SCHOLL: The sacred and the invalid

July 12, 2014 

I like Erick Erickson. We had lunch together. A nicer, friendlier and more thoughtful person would be hard to find. I look forward to another lunch sometime. However, I must challenge his thinking in the columns he wrote supporting the private Catholic school, Mount de Sales, which fired a gay teacher about to marry his partner.

Mount de Sales has a nondiscrimination policy based on sexual preference. Everyone might agree the firing is not based on his homosexuality, but on his upcoming marriage. Though, the distinction is a bit of a dodge with semantics. The problem with the marriage is the homosexuality. Erickson bases his argument on the same-sex marriage being an affront to the Roman Catholic sacrament of marriage.

A sacrament is defined in various ways, but essentially it is a holy event, a ritual, divinely instituted and intended to strengthen the faith of the believers. There are seven according to Catholic theology: baptism, confirmation, holy eucharist (communion), penance, anointing of the sick, holy orders and matrimony.

The Church canon has but one view of marriage -- that it is CCC 1601 “The matrimonial covenant, by which a man and a woman establish between themselves a partnership of the whole of life, is by its nature ordered toward the good of the spouses and the procreation and education of offspring; this covenant between baptized persons has been raised by Christ the Lord to the dignity of a sacrament.”

What Erickson and others are not considering is that Catholic canon law gives marriages a different “status” (my term) for any given marriage.
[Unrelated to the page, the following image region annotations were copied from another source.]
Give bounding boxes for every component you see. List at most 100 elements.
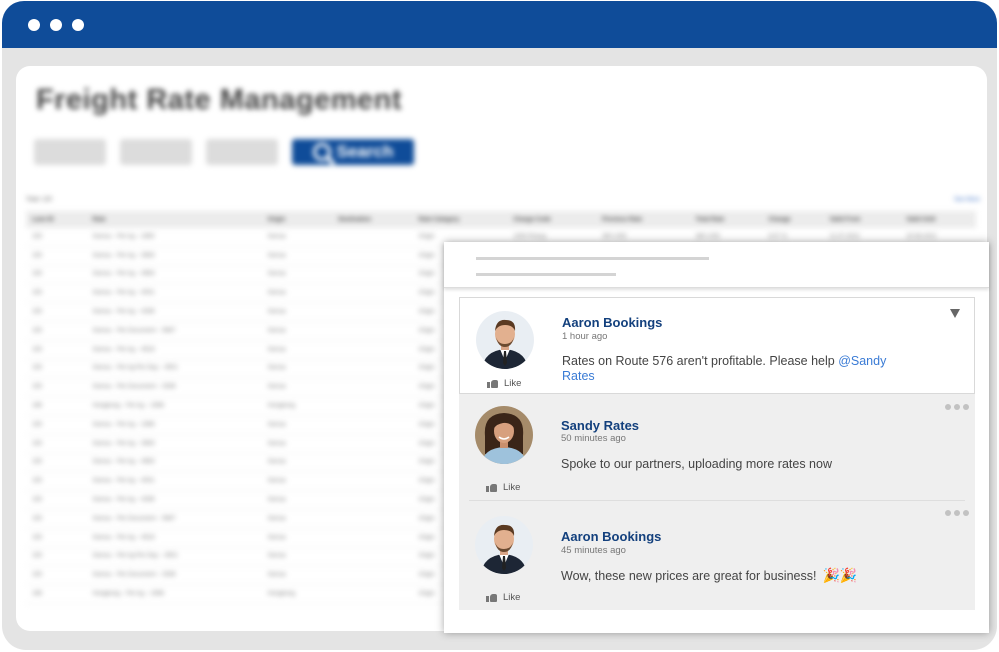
search-button[interactable]: Search — [292, 139, 414, 165]
comment-text: Spoke to our partners, uploading more ra… — [561, 457, 832, 471]
table-column-header[interactable]: Previous Rate — [596, 211, 690, 228]
comment-author[interactable]: Aaron Bookings — [562, 315, 662, 330]
chevron-down-icon[interactable] — [950, 309, 960, 318]
like-button[interactable]: Like — [487, 378, 521, 389]
comment-item: Sandy Rates 50 minutes ago Spoke to our … — [459, 397, 975, 502]
comment-body: Wow, these new prices are great for busi… — [561, 569, 817, 583]
filter-field[interactable] — [34, 139, 106, 165]
table-cell: 166 — [26, 396, 87, 416]
table-cell: Hongkong — [261, 396, 333, 416]
table-cell: 153 — [26, 434, 87, 454]
like-label: Like — [503, 482, 521, 493]
table-cell: Genoa — [261, 434, 333, 454]
comment-text: Rates on Route 576 aren't profitable. Pl… — [562, 354, 922, 384]
table-cell: Genoa – Per kg – 4041 — [86, 283, 262, 304]
table-column-header[interactable]: Charge Code — [507, 211, 597, 228]
table-cell: Genoa – Per kg Per Day – 4501 — [86, 547, 262, 567]
comment-divider — [469, 500, 965, 501]
like-button[interactable]: Like — [486, 592, 520, 603]
table-cell: Genoa – Per Document – 5667 — [86, 321, 262, 341]
table-cell — [332, 584, 413, 604]
table-cell: 153 — [26, 246, 87, 266]
window-dot-icon[interactable] — [28, 19, 40, 31]
window-dot-icon[interactable] — [50, 19, 62, 31]
table-cell: Genoa – Per kg – 4041 — [86, 471, 262, 492]
like-label: Like — [504, 378, 522, 389]
more-options-icon[interactable] — [945, 510, 969, 516]
table-cell — [332, 321, 413, 341]
table-cell: 153 — [26, 283, 87, 304]
table-cell: Genoa – Per kg – 4563 — [86, 453, 262, 473]
table-column-header[interactable]: Destination — [332, 211, 413, 228]
more-options-icon[interactable] — [945, 404, 969, 410]
table-cell: 153 — [26, 340, 87, 360]
filter-field[interactable] — [120, 139, 192, 165]
table-cell: Genoa – Per Document – 3336 — [86, 377, 262, 398]
table-cell: Genoa — [261, 340, 333, 360]
table-cell: Genoa — [261, 528, 333, 548]
avatar — [475, 516, 533, 574]
placeholder-line — [476, 273, 616, 276]
table-column-header[interactable]: Rate — [86, 211, 262, 228]
table-cell: Genoa — [261, 509, 333, 529]
table-cell: Genoa — [261, 547, 333, 567]
table-column-header[interactable]: Total Rate — [689, 211, 763, 228]
table-cell: 153 — [26, 228, 87, 247]
table-cell: 153 — [26, 528, 87, 548]
table-cell: Genoa — [261, 565, 333, 586]
window-dot-icon[interactable] — [72, 19, 84, 31]
table-cell: Genoa – Per kg Per Day – 4501 — [86, 359, 262, 379]
table-column-header[interactable]: Valid From — [823, 211, 901, 228]
window-titlebar — [2, 1, 997, 49]
table-cell: Hongkong – Per kg – 1566 — [86, 584, 262, 604]
table-column-header[interactable]: Rate Category — [412, 211, 508, 228]
like-button[interactable]: Like — [486, 482, 520, 493]
thumbs-up-icon — [487, 379, 498, 388]
table-cell — [332, 283, 413, 304]
table-cell: Genoa — [261, 359, 333, 379]
table-column-header[interactable]: Valid Until — [900, 211, 976, 228]
table-column-header[interactable]: Origin — [261, 211, 333, 228]
comment-author[interactable]: Aaron Bookings — [561, 529, 661, 544]
comment-text: Wow, these new prices are great for busi… — [561, 568, 921, 584]
table-header-row: Lane ID Rate Origin Destination Rate Categor… — [26, 211, 976, 228]
table-cell: Hongkong — [261, 584, 333, 604]
table-cell — [332, 302, 413, 322]
table-cell: 153 — [26, 265, 87, 285]
table-cell: Genoa – Per kg – 4563 — [86, 265, 262, 285]
search-button-label: Search — [336, 142, 394, 161]
comment-body: Rates on Route 576 aren't profitable. Pl… — [562, 354, 839, 368]
filter-field[interactable] — [206, 139, 278, 165]
man-avatar-icon — [475, 516, 533, 574]
table-cell: 153 — [26, 415, 87, 435]
table-cell: Genoa — [261, 377, 333, 398]
table-cell: Genoa – Per kg – 4518 — [86, 340, 262, 360]
comment-thread: Aaron Bookings 1 hour ago Rates on Route… — [459, 297, 975, 610]
table-cell — [332, 565, 413, 586]
table-cell: Genoa – Per kg – 4336 — [86, 490, 262, 510]
search-icon — [312, 143, 331, 161]
see-more-link[interactable]: See More — [954, 197, 980, 203]
table-cell — [332, 265, 413, 285]
comment-author[interactable]: Sandy Rates — [561, 418, 639, 433]
like-label: Like — [503, 592, 521, 603]
comment-item: Aaron Bookings 1 hour ago Rates on Route… — [459, 297, 975, 394]
table-column-header[interactable]: Change — [762, 211, 824, 228]
table-cell: Genoa – Per kg – 1566 — [86, 415, 262, 435]
table-cell: 153 — [26, 377, 87, 398]
table-cell: Genoa — [261, 471, 333, 492]
table-cell: Genoa – Per kg – 1650 — [86, 228, 262, 247]
table-cell: Genoa — [261, 228, 333, 247]
table-cell: Genoa — [261, 453, 333, 473]
table-column-header[interactable]: Lane ID — [26, 211, 87, 228]
comment-time: 1 hour ago — [562, 331, 608, 342]
table-cell — [332, 377, 413, 398]
avatar — [475, 406, 533, 464]
table-cell: 166 — [26, 584, 87, 604]
table-cell — [332, 415, 413, 435]
table-cell: Hongkong – Per kg – 1566 — [86, 396, 262, 416]
table-cell: 153 — [26, 490, 87, 510]
table-cell — [332, 246, 413, 266]
table-cell: Genoa — [261, 302, 333, 322]
table-cell: 153 — [26, 509, 87, 529]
Some marriages are sacramental, some not. A marriage between two baptized people is sacramental. If either of the intended spouses is not baptized, the marriage is not sacramental, but it’s “valid.” A “marriage” between two Catholics is neither sacramental nor valid if, say, they are married before a judge or justice of the peace without first obtaining the church’s permission. In the church’s eyes, it understands the word “marriage” one way while it is understood differently by civil law.
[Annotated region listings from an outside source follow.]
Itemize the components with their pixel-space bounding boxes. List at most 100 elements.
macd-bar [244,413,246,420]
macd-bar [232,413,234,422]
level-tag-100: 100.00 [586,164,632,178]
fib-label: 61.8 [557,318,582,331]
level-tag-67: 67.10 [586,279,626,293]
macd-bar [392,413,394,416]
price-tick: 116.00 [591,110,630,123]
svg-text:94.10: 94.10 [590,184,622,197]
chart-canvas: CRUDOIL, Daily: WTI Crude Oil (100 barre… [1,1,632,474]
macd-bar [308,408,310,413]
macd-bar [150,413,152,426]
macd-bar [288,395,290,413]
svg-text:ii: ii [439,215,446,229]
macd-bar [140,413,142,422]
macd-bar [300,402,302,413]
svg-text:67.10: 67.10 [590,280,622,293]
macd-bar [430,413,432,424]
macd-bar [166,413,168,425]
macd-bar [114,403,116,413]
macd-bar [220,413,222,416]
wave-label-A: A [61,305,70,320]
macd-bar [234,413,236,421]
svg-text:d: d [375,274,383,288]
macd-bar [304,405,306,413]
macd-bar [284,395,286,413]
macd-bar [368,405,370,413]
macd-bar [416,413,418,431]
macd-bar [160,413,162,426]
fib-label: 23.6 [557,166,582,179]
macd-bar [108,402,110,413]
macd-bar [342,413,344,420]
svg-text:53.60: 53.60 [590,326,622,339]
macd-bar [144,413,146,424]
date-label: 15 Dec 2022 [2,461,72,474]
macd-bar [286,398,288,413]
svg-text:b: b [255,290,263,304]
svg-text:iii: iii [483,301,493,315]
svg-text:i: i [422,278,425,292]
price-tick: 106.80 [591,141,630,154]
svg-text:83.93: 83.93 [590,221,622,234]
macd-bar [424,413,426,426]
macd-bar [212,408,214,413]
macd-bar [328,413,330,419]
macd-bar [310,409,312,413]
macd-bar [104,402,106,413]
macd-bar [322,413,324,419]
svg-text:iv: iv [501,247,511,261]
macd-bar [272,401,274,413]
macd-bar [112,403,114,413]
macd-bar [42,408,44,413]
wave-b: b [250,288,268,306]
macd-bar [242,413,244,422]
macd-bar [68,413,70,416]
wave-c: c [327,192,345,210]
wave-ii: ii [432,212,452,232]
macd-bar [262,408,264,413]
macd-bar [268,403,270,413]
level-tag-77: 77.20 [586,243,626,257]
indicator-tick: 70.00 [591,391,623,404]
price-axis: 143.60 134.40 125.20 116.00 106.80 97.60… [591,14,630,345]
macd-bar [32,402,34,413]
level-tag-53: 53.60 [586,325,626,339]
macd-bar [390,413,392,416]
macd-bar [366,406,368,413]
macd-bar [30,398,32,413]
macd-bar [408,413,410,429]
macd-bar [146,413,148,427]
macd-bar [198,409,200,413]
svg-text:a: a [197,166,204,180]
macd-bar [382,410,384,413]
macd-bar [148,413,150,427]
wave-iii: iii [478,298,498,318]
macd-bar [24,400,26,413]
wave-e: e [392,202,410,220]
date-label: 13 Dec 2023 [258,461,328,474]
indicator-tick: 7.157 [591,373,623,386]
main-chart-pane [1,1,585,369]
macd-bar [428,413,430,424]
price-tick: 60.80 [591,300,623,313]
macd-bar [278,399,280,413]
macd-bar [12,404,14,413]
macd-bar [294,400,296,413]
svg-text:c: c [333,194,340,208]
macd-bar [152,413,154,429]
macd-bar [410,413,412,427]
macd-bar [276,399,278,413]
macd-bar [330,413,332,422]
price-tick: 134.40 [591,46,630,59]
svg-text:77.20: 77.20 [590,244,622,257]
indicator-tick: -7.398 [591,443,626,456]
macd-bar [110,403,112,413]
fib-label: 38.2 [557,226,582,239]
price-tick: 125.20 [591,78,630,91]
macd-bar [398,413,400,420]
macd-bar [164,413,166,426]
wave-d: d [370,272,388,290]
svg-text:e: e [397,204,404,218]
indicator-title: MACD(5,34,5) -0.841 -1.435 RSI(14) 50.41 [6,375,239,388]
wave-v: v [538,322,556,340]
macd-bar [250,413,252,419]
A remarriage is neither valid nor sacramental if either of the couple is divorced. Of course, there may or may not be appropriate exceptions for any given set of circumstances, and I may have omitted many additional details, but the point is this: Not all marriages are regarded as sacramental by the Roman Catholic Church.

Obviously, homosexual Christians will stumble over the canon requirements “between a man and a woman,” as well as “and the procreation and education of offspring.” But, Flint Dollar’s marriage could be viewed the same as if one spouse was divorced and remarried; it would be an “invalid” marriage. Canon law, then, protects the sacrament from sacrilege by identifying marriages which, though in their midst, are outside the sacramental boundaries, and which may be invalid as well. And, even if not sacramental, the church promotes commitment to marriages when calling them “valid.”
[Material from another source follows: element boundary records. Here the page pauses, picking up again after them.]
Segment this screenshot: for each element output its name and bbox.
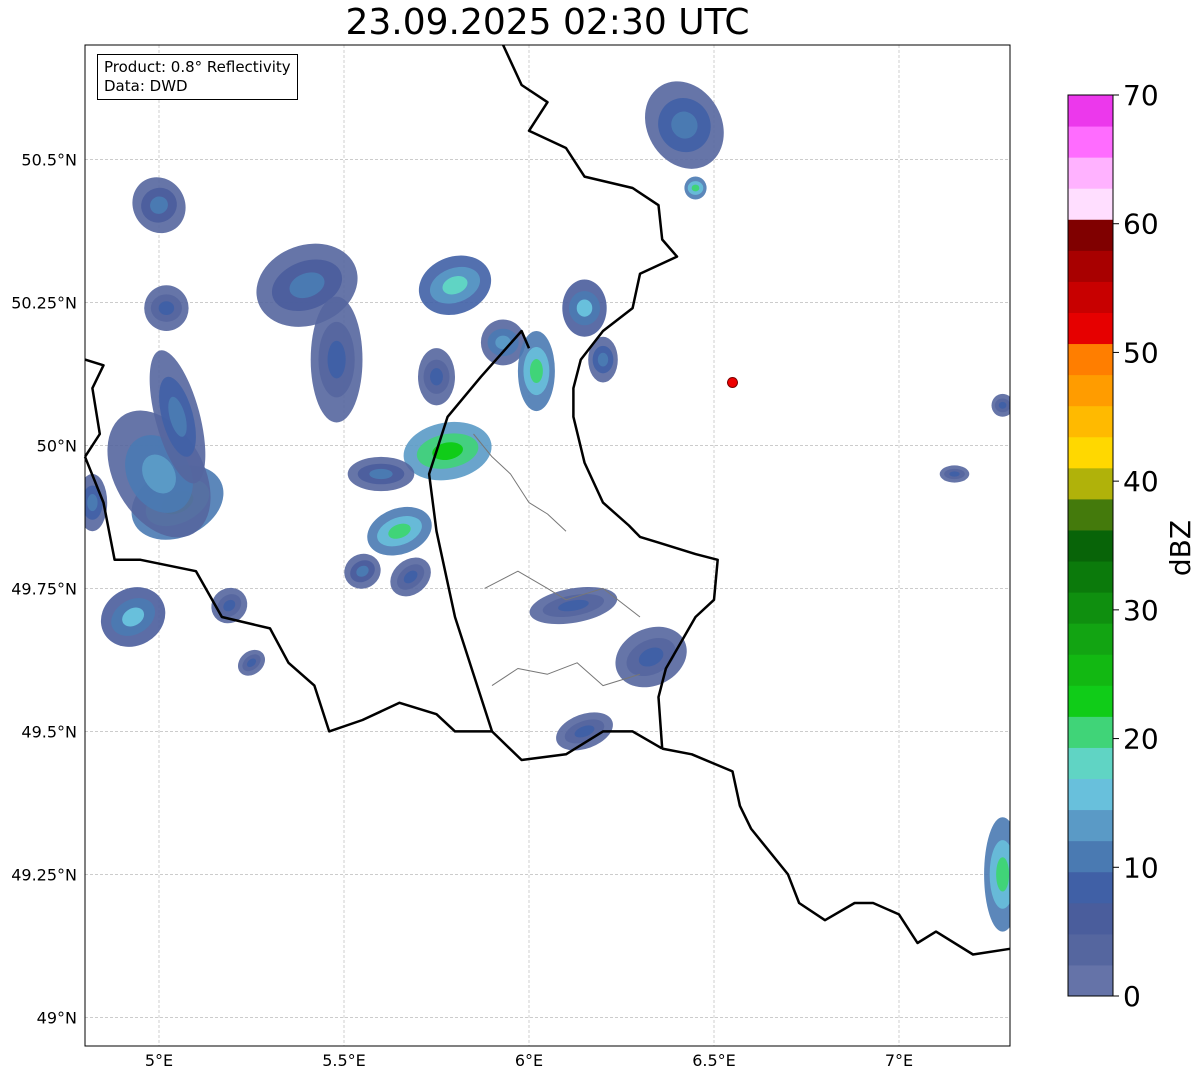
echo-core xyxy=(949,471,960,477)
colorbar-segment xyxy=(1068,685,1113,717)
echo-cell xyxy=(367,506,432,556)
lon-tick-label: 7°E xyxy=(885,1051,913,1070)
lat-tick-label: 50.25°N xyxy=(11,293,77,312)
colorbar-segment xyxy=(1068,809,1113,842)
product-info-box: Product: 0.8° Reflectivity Data: DWD xyxy=(97,54,298,100)
lat-tick-label: 50°N xyxy=(37,436,77,455)
lon-tick-label: 5°E xyxy=(145,1051,173,1070)
latitude-ticks: 50.5°N 50.25°N 50°N 49.75°N 49.5°N 49.25°N 49°… xyxy=(11,150,77,1027)
echo-cell xyxy=(939,465,970,483)
colorbar-segment xyxy=(1068,405,1113,438)
colorbar-segment xyxy=(1068,188,1113,220)
colorbar-tick-label: 40 xyxy=(1123,465,1159,498)
colorbar-segment xyxy=(1068,654,1113,686)
colorbar-segment xyxy=(1068,467,1113,500)
colorbar: 0 10 20 30 40 50 60 70 dBZ xyxy=(1067,79,1197,1013)
colorbar-label: dBZ xyxy=(1164,520,1197,576)
radar-site-dot xyxy=(727,376,738,388)
echo-cell xyxy=(480,319,526,366)
echo-core xyxy=(529,359,543,384)
lon-tick-label: 5.5°E xyxy=(322,1051,366,1070)
colorbar-segment xyxy=(1068,281,1113,313)
echo-cell xyxy=(615,626,687,688)
echo-cell xyxy=(390,557,431,597)
lat-tick-label: 50.5°N xyxy=(21,150,77,169)
product-label: Product: 0.8° Reflectivity xyxy=(104,58,291,76)
colorbar-tick-label: 30 xyxy=(1123,594,1159,627)
colorbar-segment xyxy=(1068,498,1113,531)
data-source-label: Data: DWD xyxy=(104,77,188,95)
radar-site-marker xyxy=(727,376,738,388)
colorbar-tick-label: 20 xyxy=(1123,723,1159,756)
lat-tick-label: 49.5°N xyxy=(21,722,77,741)
echo-cell xyxy=(132,177,186,234)
colorbar-segment xyxy=(1068,964,1113,997)
echo-cell xyxy=(984,817,1010,932)
lon-tick-label: 6°E xyxy=(515,1051,543,1070)
colorbar-segment xyxy=(1068,592,1113,624)
lat-tick-label: 49.75°N xyxy=(11,579,77,598)
echo-cell xyxy=(684,176,707,200)
longitude-ticks: 5°E 5.5°E 6°E 6.5°E 7°E xyxy=(145,1051,913,1070)
map-frame xyxy=(84,44,1011,1047)
echo-core xyxy=(996,857,1010,892)
border-fr-de xyxy=(661,747,1011,956)
lat-tick-label: 49.25°N xyxy=(11,865,77,884)
echo-cell xyxy=(517,331,555,412)
echo-cell xyxy=(562,279,607,337)
colorbar-segment xyxy=(1068,250,1113,282)
echo-cell xyxy=(347,456,415,492)
echo-cell xyxy=(144,285,189,331)
colorbar-segment xyxy=(1068,623,1113,655)
colorbar-segment xyxy=(1068,716,1113,748)
echo-core xyxy=(597,352,609,367)
radar-map: 5°E 5.5°E 6°E 6.5°E 7°E 50.5°N 50.25°N 50°N 49.… xyxy=(11,44,1197,1070)
colorbar-segment xyxy=(1068,778,1113,811)
echo-cell xyxy=(418,255,492,315)
radar-echoes xyxy=(85,81,1010,932)
country-borders xyxy=(83,44,1011,956)
graticule xyxy=(85,45,1010,1046)
colorbar-segment xyxy=(1068,561,1113,593)
colorbar-tick-label: 60 xyxy=(1123,208,1159,241)
echo-core xyxy=(158,301,175,315)
echo-cell xyxy=(645,81,724,169)
border-west xyxy=(83,358,105,458)
echo-core xyxy=(691,184,700,192)
lat-tick-label: 49°N xyxy=(37,1008,77,1027)
echo-core xyxy=(998,401,1007,409)
colorbar-tick-label: 0 xyxy=(1123,980,1141,1013)
colorbar-segment xyxy=(1068,529,1113,562)
colorbar-segment xyxy=(1068,871,1113,904)
colorbar-segment xyxy=(1068,343,1113,376)
colorbar-tick-label: 50 xyxy=(1123,336,1159,369)
colorbar-segment xyxy=(1068,374,1113,407)
colorbar-tick-label: 70 xyxy=(1123,79,1159,112)
echo-cell xyxy=(418,348,455,406)
colorbar-segment xyxy=(1068,902,1113,935)
colorbar-segment xyxy=(1068,436,1113,469)
echo-core xyxy=(369,468,393,480)
colorbar-segment xyxy=(1068,840,1113,873)
colorbar-segment xyxy=(1068,933,1113,966)
colorbar-tick-label: 10 xyxy=(1123,851,1159,884)
colorbar-segment xyxy=(1068,157,1113,189)
echo-cell xyxy=(100,587,166,647)
colorbar-segment xyxy=(1068,312,1113,345)
lon-tick-label: 6.5°E xyxy=(692,1051,736,1070)
echo-core xyxy=(576,299,593,317)
colorbar-segment xyxy=(1068,126,1113,158)
echo-cell xyxy=(237,649,266,676)
colorbar-segment xyxy=(1068,747,1113,780)
colorbar-segment xyxy=(1068,219,1113,251)
echo-core xyxy=(87,494,98,512)
echo-core xyxy=(327,340,346,379)
echo-cell xyxy=(310,296,363,423)
echo-core xyxy=(430,368,443,386)
colorbar-segment xyxy=(1068,95,1113,127)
One must wonder, however, if other teachers’ marriages have been examined. Are there remarried-after-divorced teachers present? Which couple hasn’t been baptized, yet is living together as husband and wife? What of teachers living together who were married by a judge? One wonders if divorced and remarried teachers should be fired along with Dollar in order to be consistent?

If Mount de Sales is seriously enforcing church teaching on the marriages and lives of all the teachers equally, the justification for their action with Dollar is strengthened, even though the sacramental attack argument still fails miserably.

It seems to me the Supreme Court ultimately will decide this case or another like it. The justices will consider the church/state issues and whether the school can be shielded by the First Amendment. Will they consider whether the application of canon law, if applied differently and rather arbitrarily on equally invalid marriages, weakens its First Amendment argument?

Erickson concludes with several logical leaps and excessive conclusions about those of us who might have a different opinion on the situation. The many facets to this problem do make it frustrating and emotional. His column would peg me a secularist, but I think I march with the faithful, just maybe not in lockstep. If we must wear uniforms, we will need more than two kinds.